[OSM-dev] Speeding up Osm2pgsql through parallelization?

Tue Sep 13 01:07:47 BST 2011

Hi,

I was thinking about ways to try and speed up osm2pgsql. Currently a 
good fraction of time, both in full imports and during diff-processing, 
is spent in the "going over pending ways / relations" section. Therefore 
speeding up that section should bring the overall time down quite a bit. 
One thought to try and speed up the "going over pending ways / 
relations" is to try and parallelize it.

Preliminary results indicate that indeed using multiple threads can 
potentially speed this section up substantially. (depending on the size 
of the import / db and the hardware available)

Currently, osm2pgsql fetches all ways / relations that are marked as 
pending in an sql query and then linearly goes through each one 
processing it. What I was thinking was to, just as before, fetch all 
pending ways, but instead of going through linearly, have multiple 
worker threads go through the list concurrently and process them in 
parallel. If there is enough ram to cache things, importing is CPU bound 
and one can get nearly linear speed up. If importing is IO bound, it 
might still speed things up, as more I/O requests can be submit in 
parallel, which may result in more throughput (at least on rotational 
disks) due to better request ordering or using more spindles in 
parrallel in case of raid.

However, on the way to parallelize this, I hit a bunch of "road blocks". 
Although in my initial patch, I hacked around them, I am not sure that 
was always valid and so before proceeding any further, I wanted to ask 
if these ideas a valid, feasible and worth proceeding further?

The (potential) road blocks I have hit so far are the following:

1) The underlying assumption is that processing the pending ways and 
relations (once the normal (diff-)import of nodes ways and relations is 
finished) is independent per way / relation and therefore it is valid to 
process them in parallel. Particullarly is this true for all of the 
output modes, i.e. including Nominatim?

2) Currently all the (diff-) import is done in a single transaction. 
Therefore other db users (e.g. renderers) don't see any change until the 
full transaction is committed. In order to do things in parallel, 
however, there needs to be intermediary commits, so that the different 
worker threads (each having their own db connection) can see the first 
stage of importing nodes / ways / relations. Thus, there needs to be a 
commit after the stage of reading in nodes, ways and relations, but 
before the stage of "going over pending ways / relations".

The question though is this valid? For the initial import this is 
probably not a problem as there won't be any db users concurrently until 
the import is complete. However, diff imports with concurrent rendering 
is a different matter. What will committing pending ways do to rendering?

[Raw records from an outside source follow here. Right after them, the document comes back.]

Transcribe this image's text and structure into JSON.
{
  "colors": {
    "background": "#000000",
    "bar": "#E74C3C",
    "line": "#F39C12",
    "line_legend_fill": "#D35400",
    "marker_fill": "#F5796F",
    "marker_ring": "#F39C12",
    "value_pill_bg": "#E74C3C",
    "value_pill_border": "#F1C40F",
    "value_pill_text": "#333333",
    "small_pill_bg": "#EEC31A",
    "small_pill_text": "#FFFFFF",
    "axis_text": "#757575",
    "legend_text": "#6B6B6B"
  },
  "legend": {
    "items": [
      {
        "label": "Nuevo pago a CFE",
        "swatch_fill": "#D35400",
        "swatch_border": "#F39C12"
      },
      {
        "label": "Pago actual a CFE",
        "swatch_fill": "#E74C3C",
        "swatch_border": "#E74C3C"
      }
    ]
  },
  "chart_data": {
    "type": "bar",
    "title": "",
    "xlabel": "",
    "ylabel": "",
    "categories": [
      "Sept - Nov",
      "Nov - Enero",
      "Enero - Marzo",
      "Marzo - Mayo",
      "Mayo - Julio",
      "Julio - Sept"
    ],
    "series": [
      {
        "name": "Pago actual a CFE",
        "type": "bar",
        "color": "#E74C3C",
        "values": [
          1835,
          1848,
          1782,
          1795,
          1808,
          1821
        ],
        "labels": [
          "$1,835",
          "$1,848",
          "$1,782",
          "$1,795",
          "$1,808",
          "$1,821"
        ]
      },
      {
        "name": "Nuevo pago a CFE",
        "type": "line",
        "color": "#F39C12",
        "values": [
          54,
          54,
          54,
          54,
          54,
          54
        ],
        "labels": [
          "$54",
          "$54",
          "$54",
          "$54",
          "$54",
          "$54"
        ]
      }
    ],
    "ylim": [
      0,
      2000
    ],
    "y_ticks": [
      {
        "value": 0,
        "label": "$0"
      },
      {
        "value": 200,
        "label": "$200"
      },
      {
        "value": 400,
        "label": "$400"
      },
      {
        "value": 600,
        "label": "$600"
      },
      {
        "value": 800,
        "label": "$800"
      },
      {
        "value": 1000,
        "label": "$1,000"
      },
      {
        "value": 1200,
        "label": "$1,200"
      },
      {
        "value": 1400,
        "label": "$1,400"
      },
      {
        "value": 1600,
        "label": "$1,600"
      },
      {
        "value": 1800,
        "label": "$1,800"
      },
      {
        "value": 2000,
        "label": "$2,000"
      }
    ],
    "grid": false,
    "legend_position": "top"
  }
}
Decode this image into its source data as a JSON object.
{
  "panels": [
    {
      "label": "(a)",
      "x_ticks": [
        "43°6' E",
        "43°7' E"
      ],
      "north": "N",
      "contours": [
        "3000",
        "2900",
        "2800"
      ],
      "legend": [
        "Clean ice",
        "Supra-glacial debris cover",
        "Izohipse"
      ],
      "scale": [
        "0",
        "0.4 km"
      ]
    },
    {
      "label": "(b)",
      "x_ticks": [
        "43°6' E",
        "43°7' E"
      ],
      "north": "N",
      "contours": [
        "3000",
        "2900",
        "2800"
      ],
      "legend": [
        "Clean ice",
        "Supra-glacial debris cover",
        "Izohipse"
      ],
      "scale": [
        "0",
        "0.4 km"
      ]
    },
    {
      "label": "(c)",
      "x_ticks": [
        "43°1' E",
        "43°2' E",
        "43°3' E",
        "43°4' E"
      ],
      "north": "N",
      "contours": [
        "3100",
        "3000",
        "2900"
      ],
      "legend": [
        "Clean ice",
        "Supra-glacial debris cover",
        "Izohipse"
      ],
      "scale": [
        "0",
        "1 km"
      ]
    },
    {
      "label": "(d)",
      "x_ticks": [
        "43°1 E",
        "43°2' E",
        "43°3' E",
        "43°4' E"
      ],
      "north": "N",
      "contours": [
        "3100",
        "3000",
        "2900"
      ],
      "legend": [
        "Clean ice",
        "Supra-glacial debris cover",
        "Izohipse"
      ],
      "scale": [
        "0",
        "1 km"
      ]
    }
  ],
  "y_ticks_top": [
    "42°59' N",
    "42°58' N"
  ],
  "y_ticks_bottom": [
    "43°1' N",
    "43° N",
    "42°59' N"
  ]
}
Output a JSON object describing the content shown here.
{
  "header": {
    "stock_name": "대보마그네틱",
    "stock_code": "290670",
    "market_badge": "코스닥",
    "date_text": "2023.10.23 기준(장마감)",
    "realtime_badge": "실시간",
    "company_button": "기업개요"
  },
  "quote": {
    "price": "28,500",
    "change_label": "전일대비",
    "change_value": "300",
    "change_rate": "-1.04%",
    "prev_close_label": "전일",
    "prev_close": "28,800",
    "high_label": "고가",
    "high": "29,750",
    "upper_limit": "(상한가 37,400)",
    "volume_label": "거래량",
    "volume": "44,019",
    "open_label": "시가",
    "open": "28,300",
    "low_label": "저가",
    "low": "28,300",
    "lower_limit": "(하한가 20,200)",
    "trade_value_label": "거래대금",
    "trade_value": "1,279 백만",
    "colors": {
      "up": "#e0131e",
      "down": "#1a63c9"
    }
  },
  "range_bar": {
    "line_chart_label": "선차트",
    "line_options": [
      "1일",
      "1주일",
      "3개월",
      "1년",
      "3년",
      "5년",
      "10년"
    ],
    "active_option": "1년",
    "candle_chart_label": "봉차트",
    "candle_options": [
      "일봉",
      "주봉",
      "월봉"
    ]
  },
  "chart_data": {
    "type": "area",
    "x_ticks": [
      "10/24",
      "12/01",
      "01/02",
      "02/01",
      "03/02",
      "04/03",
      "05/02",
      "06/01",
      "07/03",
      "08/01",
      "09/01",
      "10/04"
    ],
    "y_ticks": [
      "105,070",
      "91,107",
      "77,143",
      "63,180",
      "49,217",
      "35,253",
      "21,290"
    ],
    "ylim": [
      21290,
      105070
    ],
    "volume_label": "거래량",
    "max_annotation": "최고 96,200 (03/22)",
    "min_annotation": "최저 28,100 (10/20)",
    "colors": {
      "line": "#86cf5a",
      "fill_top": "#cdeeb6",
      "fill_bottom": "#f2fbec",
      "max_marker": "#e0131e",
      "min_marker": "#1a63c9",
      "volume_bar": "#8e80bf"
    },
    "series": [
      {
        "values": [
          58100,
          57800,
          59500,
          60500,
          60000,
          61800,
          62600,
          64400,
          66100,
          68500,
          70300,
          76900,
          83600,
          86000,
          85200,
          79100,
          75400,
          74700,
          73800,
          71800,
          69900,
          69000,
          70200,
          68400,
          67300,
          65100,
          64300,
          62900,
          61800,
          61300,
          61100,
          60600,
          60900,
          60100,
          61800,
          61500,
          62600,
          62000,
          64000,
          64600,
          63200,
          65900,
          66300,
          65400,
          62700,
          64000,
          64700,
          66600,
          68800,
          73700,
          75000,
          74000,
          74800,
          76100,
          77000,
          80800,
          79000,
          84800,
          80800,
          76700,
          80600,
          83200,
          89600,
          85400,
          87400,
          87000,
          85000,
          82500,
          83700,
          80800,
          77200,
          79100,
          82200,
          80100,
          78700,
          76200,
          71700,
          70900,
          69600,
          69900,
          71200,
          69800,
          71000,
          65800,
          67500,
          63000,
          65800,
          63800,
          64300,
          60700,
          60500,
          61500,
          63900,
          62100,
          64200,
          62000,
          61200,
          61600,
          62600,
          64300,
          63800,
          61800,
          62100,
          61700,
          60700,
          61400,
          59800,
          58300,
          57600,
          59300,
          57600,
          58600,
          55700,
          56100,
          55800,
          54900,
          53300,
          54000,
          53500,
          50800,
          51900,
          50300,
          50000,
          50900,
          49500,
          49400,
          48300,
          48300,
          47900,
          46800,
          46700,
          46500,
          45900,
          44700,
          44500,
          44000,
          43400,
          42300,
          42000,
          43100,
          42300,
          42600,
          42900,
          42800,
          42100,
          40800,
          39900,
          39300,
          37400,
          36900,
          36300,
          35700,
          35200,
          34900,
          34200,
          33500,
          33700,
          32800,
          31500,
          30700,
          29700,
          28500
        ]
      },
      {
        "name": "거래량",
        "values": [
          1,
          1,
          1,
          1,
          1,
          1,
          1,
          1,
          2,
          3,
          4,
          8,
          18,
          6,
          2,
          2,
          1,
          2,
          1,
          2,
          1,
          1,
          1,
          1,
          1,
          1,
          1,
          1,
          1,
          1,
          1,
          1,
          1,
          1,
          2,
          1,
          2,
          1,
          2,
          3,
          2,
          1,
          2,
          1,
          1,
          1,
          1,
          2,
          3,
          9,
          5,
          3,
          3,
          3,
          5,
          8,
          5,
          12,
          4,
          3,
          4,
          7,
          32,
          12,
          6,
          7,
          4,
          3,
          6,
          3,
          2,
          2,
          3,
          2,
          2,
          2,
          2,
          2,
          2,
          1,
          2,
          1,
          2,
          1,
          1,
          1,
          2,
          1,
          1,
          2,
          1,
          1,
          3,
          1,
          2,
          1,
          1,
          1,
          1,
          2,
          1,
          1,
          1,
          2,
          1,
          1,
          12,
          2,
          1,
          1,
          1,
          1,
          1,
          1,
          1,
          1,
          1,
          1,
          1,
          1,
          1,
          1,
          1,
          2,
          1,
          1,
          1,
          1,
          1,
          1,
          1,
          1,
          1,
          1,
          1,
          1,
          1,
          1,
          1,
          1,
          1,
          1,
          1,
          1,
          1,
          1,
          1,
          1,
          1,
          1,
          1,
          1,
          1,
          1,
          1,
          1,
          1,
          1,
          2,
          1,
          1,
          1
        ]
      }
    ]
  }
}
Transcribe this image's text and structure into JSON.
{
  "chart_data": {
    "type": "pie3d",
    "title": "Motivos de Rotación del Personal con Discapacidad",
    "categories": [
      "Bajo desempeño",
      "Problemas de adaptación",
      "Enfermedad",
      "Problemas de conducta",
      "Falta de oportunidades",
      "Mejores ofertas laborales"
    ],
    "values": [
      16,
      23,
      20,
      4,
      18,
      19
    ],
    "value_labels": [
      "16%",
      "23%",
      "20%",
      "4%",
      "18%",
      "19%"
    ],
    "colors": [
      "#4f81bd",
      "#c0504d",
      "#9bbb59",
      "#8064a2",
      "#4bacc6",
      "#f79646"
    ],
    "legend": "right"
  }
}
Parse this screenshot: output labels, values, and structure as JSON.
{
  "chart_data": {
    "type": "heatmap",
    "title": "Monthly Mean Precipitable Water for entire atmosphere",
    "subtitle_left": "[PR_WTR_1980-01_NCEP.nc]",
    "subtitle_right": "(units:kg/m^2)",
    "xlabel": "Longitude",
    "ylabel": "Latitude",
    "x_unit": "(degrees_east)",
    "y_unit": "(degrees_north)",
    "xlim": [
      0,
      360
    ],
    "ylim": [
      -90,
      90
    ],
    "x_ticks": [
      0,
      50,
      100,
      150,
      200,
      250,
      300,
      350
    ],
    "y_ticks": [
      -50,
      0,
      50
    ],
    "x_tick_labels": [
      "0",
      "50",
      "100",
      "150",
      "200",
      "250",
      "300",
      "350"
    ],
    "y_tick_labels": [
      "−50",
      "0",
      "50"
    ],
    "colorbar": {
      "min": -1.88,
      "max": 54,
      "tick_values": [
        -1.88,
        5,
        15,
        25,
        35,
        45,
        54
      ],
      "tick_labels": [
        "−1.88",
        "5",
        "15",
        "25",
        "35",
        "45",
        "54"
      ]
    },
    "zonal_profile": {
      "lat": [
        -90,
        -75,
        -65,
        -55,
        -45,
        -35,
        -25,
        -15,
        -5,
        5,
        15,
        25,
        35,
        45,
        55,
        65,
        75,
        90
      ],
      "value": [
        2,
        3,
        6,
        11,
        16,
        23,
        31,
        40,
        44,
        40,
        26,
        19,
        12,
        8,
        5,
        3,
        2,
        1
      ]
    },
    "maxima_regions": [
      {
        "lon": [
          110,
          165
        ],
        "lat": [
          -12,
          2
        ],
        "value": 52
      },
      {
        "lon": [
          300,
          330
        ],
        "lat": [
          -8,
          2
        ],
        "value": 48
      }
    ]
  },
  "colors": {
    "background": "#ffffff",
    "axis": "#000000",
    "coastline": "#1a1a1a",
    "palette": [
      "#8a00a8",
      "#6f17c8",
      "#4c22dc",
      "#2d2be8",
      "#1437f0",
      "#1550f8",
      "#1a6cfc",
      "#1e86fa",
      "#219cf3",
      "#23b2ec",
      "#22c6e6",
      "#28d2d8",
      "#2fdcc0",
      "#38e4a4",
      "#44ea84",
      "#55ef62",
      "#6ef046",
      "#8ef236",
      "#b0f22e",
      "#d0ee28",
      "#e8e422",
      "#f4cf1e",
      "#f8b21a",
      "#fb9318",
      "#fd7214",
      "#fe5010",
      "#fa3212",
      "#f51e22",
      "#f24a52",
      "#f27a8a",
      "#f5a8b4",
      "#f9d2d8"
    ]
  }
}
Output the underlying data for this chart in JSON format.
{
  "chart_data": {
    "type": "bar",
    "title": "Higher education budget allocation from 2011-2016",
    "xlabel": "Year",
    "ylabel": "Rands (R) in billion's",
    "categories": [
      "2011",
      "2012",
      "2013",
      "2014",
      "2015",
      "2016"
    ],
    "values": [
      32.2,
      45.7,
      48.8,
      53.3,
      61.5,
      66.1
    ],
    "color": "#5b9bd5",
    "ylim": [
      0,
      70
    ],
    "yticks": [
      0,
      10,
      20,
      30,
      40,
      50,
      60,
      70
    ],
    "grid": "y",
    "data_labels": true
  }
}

3) Currently the string cache is not thread safe. It is possible to 
disable it via a single preprocessor define and then parallelizing at 
least doesn't lead to crashes, but I assume it is there for a good 
reason. Presumably with a bit of work, it should be possible to get the 
string cache thread safe though as well. So assuming the other two 
points aren't show stoppers, this should be possible to fix.

Any thoughts on these points? Do you know of further problems with this 
approach, or is it worth pursuing this approach further and get it to a 
committable  state?

Thanks,

Kai